I believe arching occurs between the laptop-side USB shield and the grounding on the PCB because the clearance is very low. And for some reason - this shorted something on the board permanently, but I can’t seem to find anything visually.
Framework power supply’s ground pin is deliberately not shorted to USB-C shield - it has 1 MOmh resistance - I believe it’s to prevent such ESDs
my monitor’s USB-C is shorted to ground (as it probably should be)
My suggestion to the Framework team: since you can’t control how other manufacturers ground their ports - you should opt to have 1 MOhm internally on the motherboard between the shield and the board’s ground - and not on the power supply, because that alone doesn’t help with ESDs if someone has their monitor connected.
The workaround I’ve been using after the first USB-C fried was to first ground myself to USB port on my other PC to discharge myself before I’m working on the laptop. This worked well for the expansion card, until I forgot to do it a few times. Now I have two fried boards.
Still kinda skeptical if the esd is the actual cause of the problem. Humans are so good at pattern recognition they sometimes see connections where there aren’t. Esd damaging traces or solder-points is a lot less likely than that same damage occurring due to mechanical damage.

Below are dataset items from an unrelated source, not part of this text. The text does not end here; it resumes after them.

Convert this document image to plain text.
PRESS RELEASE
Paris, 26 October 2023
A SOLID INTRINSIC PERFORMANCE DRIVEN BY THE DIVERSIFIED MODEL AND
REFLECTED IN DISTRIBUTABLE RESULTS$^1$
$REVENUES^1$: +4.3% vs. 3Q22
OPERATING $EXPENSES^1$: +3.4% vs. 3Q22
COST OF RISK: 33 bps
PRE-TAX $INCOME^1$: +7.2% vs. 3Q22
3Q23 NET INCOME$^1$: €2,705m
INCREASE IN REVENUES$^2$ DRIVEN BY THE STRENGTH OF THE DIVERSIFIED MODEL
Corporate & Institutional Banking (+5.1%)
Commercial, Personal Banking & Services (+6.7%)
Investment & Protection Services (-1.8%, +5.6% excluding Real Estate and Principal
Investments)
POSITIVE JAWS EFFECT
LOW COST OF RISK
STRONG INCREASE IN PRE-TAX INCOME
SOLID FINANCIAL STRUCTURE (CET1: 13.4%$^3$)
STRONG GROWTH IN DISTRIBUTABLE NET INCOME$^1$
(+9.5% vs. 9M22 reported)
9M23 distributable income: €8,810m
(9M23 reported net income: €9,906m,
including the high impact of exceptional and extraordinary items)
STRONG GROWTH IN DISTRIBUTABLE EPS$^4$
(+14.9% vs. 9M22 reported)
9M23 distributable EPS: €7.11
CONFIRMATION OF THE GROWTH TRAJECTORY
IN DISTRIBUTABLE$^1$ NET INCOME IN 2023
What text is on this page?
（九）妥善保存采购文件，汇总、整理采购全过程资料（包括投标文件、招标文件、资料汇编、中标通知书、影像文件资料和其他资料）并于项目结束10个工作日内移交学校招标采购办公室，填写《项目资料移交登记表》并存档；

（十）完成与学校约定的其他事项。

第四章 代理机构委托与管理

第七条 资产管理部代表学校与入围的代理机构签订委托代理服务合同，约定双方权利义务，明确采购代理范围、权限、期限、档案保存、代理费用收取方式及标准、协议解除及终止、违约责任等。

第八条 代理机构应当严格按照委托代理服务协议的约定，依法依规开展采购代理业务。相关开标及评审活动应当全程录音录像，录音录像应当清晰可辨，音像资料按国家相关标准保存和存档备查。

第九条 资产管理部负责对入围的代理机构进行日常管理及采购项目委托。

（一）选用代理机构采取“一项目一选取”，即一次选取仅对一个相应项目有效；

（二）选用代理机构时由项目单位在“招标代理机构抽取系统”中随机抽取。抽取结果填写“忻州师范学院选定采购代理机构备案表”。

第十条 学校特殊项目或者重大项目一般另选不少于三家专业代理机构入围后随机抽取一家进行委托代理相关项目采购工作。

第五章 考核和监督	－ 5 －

Still kinda skeptical if the esd is the actual cause of the problem. Humans are so good at pattern recognition they sometimes see connections where there aren’t. Esd damaging traces or solder-points is a lot less likely than that same damage occurring due to mechanical damage.
Well I won’t defend this theory by all means. For sure I have 2 boards that have a short that doesn’t occur on a new one. I rarely disconned my laptop, as it’s sitting at my desk 95% of the time, so I’d be surprised with mechanical failure. However - this might be some other factor that I don’t know about.

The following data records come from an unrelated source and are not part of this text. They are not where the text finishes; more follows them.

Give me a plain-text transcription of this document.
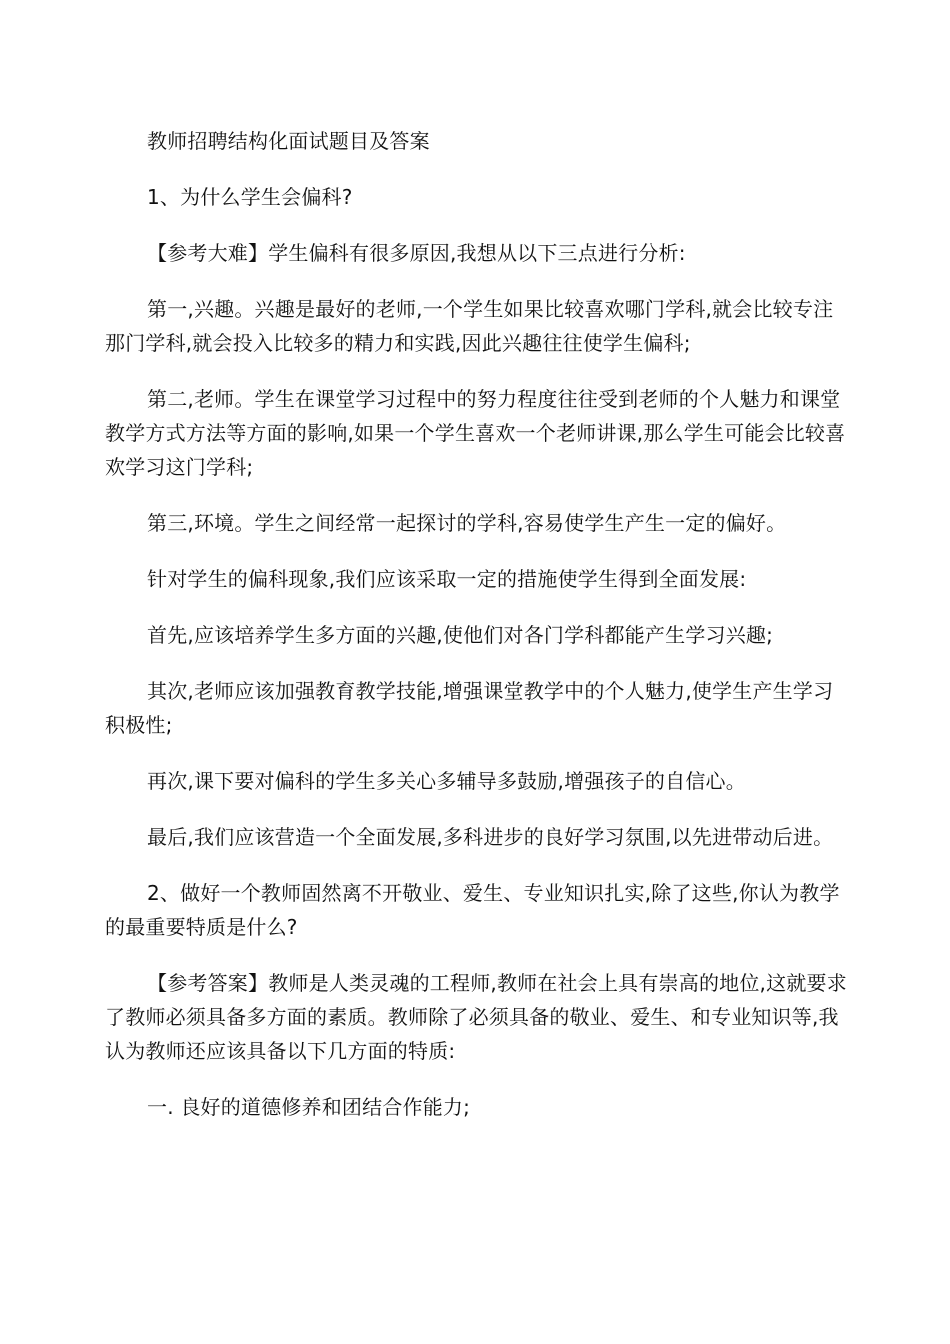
教师招聘结构化面试题目及答案

1、为什么学生会偏科?

【参考大难】学生偏科有很多原因,我想从以下三点进行分析:

第一,兴趣。兴趣是最好的老师,一个学生如果比较喜欢哪门学科,就会比较专注那门学科,就会投入比较多的精力和实践,因此兴趣往往使学生偏科;

第二,老师。学生在课堂学习过程中的努力程度往往受到老师的个人魅力和课堂教学方式方法等方面的影响,如果一个学生喜欢一个老师讲课,那么学生可能会比较喜欢学习这门学科;

第三,环境。学生之间经常一起探讨的学科,容易使学生产生一定的偏好。

针对学生的偏科现象,我们应该采取一定的措施使学生得到全面发展:

首先,应该培养学生多方面的兴趣,使他们对各门学科都能产生学习兴趣;

其次,老师应该加强教育教学技能,增强课堂教学中的个人魅力,使学生产生学习积极性;

再次,课下要对偏科的学生多关心多辅导多鼓励,增强孩子的自信心。

最后,我们应该营造一个全面发展,多科进步的良好学习氛围,以先进带动后进。

2、做好一个教师固然离不开敬业、爱生、专业知识扎实,除了这些,你认为教学的最重要特质是什么?

【参考答案】教师是人类灵魂的工程师,教师在社会上具有崇高的地位,这就要求了教师必须具备多方面的素质。教师除了必须具备的敬业、爱生、和专业知识等,我认为教师还应该具备以下几方面的特质:

一. 良好的道德修养和团结合作能力;
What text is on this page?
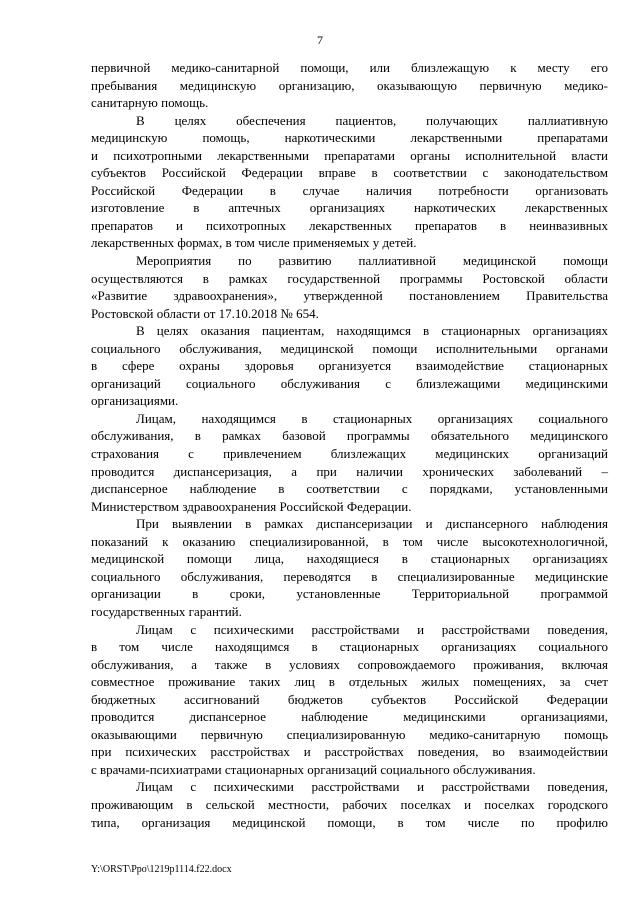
7
первичной медико-санитарной помощи, или близлежащую к месту его
пребывания медицинскую организацию, оказывающую первичную медико-
санитарную помощь.
В целях обеспечения пациентов, получающих паллиативную
медицинскую помощь, наркотическими лекарственными препаратами
и психотропными лекарственными препаратами органы исполнительной власти
субъектов Российской Федерации вправе в соответствии с законодательством
Российской Федерации в случае наличия потребности организовать
изготовление в аптечных организациях наркотических лекарственных
препаратов и психотропных лекарственных препаратов в неинвазивных
лекарственных формах, в том числе применяемых у детей.
Мероприятия по развитию паллиативной медицинской помощи
осуществляются в рамках государственной программы Ростовской области
«Развитие здравоохранения», утвержденной постановлением Правительства
Ростовской области от 17.10.2018 № 654.
В целях оказания пациентам, находящимся в стационарных организациях
социального обслуживания, медицинской помощи исполнительными органами
в сфере охраны здоровья организуется взаимодействие стационарных
организаций социального обслуживания с близлежащими медицинскими
организациями.
Лицам, находящимся в стационарных организациях социального
обслуживания, в рамках базовой программы обязательного медицинского
страхования с привлечением близлежащих медицинских организаций
проводится диспансеризация, а при наличии хронических заболеваний –
диспансерное наблюдение в соответствии с порядками, установленными
Министерством здравоохранения Российской Федерации.
При выявлении в рамках диспансеризации и диспансерного наблюдения
показаний к оказанию специализированной, в том числе высокотехнологичной,
медицинской помощи лица, находящиеся в стационарных организациях
социального обслуживания, переводятся в специализированные медицинские
организации в сроки, установленные Территориальной программой
государственных гарантий.
Лицам с психическими расстройствами и расстройствами поведения,
в том числе находящимся в стационарных организациях социального
обслуживания, а также в условиях сопровождаемого проживания, включая
совместное проживание таких лиц в отдельных жилых помещениях, за счет
бюджетных ассигнований бюджетов субъектов Российской Федерации
проводится диспансерное наблюдение медицинскими организациями,
оказывающими первичную специализированную медико-санитарную помощь
при психических расстройствах и расстройствах поведения, во взаимодействии
с врачами-психиатрами стационарных организаций социального обслуживания.
Лицам с психическими расстройствами и расстройствами поведения,
проживающим в сельской местности, рабочих поселках и поселках городского
типа, организация медицинской помощи, в том числе по профилю
Y:\ORST\Ppo\1219p1114.f22.docx
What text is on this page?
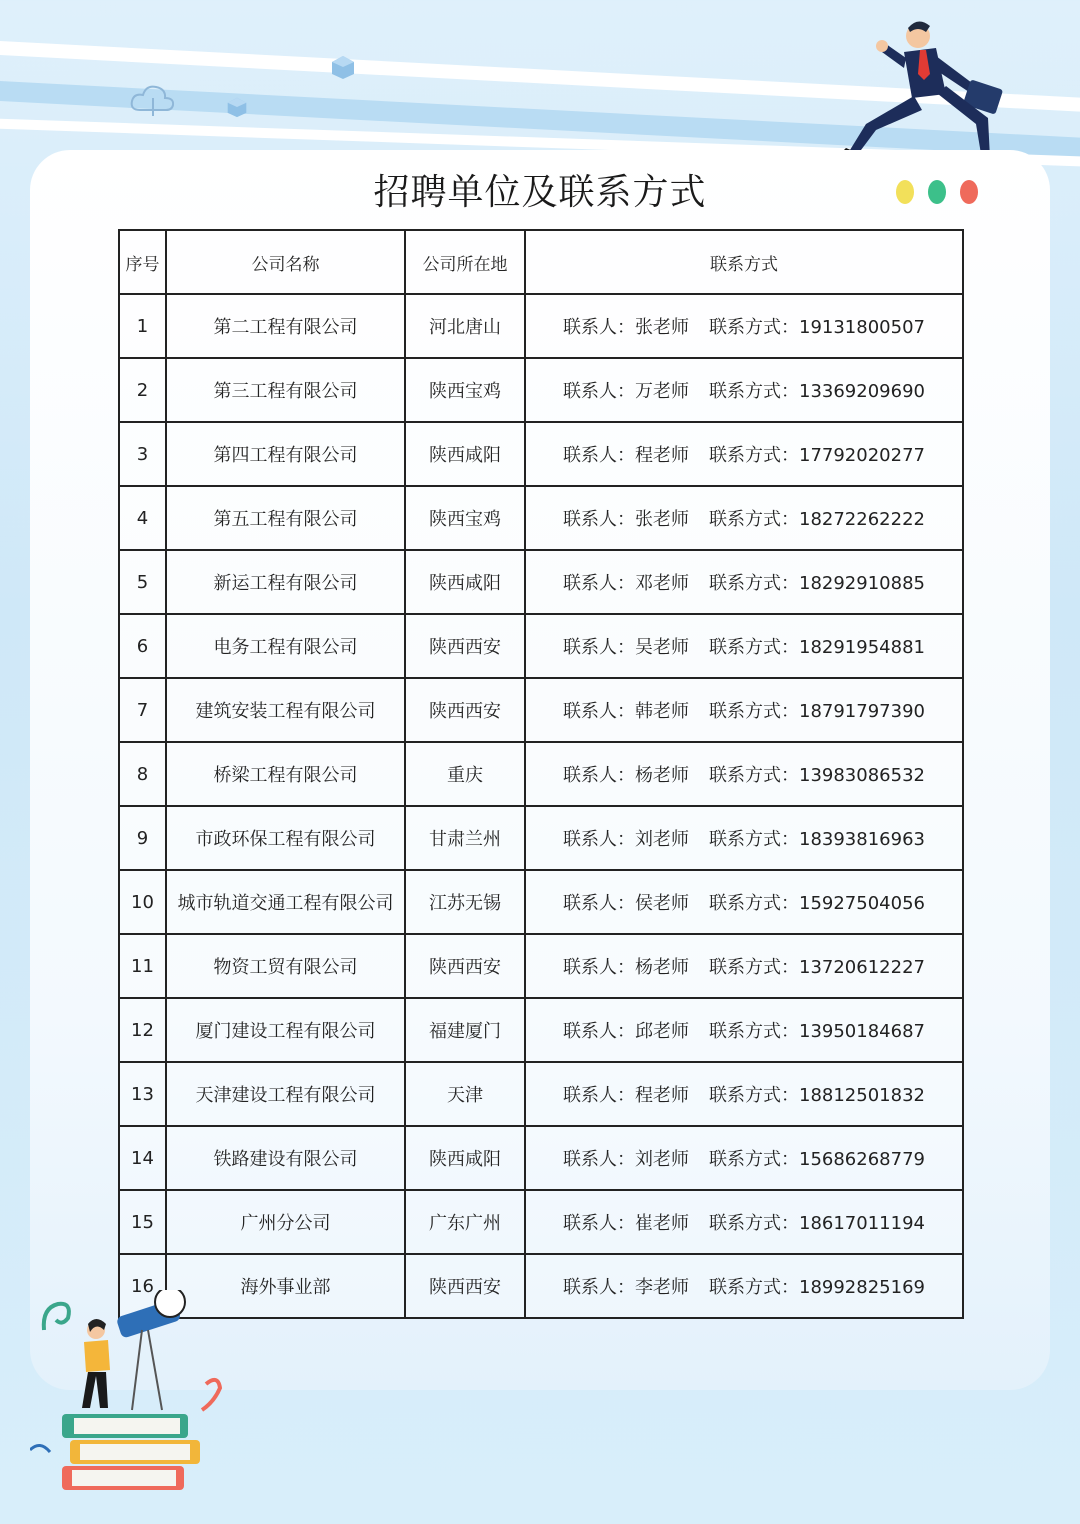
招聘单位及联系方式
序号	公司名称	公司所在地	联系方式
1	第二工程有限公司	河北唐山	联系人：张老师 联系方式：19131800507
2	第三工程有限公司	陕西宝鸡	联系人：万老师 联系方式：13369209690
3	第四工程有限公司	陕西咸阳	联系人：程老师 联系方式：17792020277
4	第五工程有限公司	陕西宝鸡	联系人：张老师 联系方式：18272262222
5	新运工程有限公司	陕西咸阳	联系人：邓老师 联系方式：18292910885
6	电务工程有限公司	陕西西安	联系人：吴老师 联系方式：18291954881
7	建筑安装工程有限公司	陕西西安	联系人：韩老师 联系方式：18791797390
8	桥梁工程有限公司	重庆	联系人：杨老师 联系方式：13983086532
9	市政环保工程有限公司	甘肃兰州	联系人：刘老师 联系方式：18393816963
10	城市轨道交通工程有限公司	江苏无锡	联系人：侯老师 联系方式：15927504056
11	物资工贸有限公司	陕西西安	联系人：杨老师 联系方式：13720612227
12	厦门建设工程有限公司	福建厦门	联系人：邱老师 联系方式：13950184687
13	天津建设工程有限公司	天津	联系人：程老师 联系方式：18812501832
14	铁路建设有限公司	陕西咸阳	联系人：刘老师 联系方式：15686268779
15	广州分公司	广东广州	联系人：崔老师 联系方式：18617011194
16	海外事业部	陕西西安	联系人：李老师 联系方式：18992825169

I’ve send a message to the support team and hopefully this will reach Framework’s engineering team and maybe somebody can look at it.
Ok so I got a reply from Framework Support. Since I’ve bought Framework using freight forwarder company and it’s outside of their supported countries list - they won’t give a sh*t about my research and just go ahead and close the case.
I think your case is worth investigating regardless your current country, especially with the clues you discovered (I know Framework can’t provide warranty services).
I had Type-C port related issues as well previously. The Type-C passthrough card’s PCB you posted also looks different to one I opened up before, a few components aren’t populated on the PCB I saw.
I chimed in on FW’s discord hoping to get the attention of someone from FW.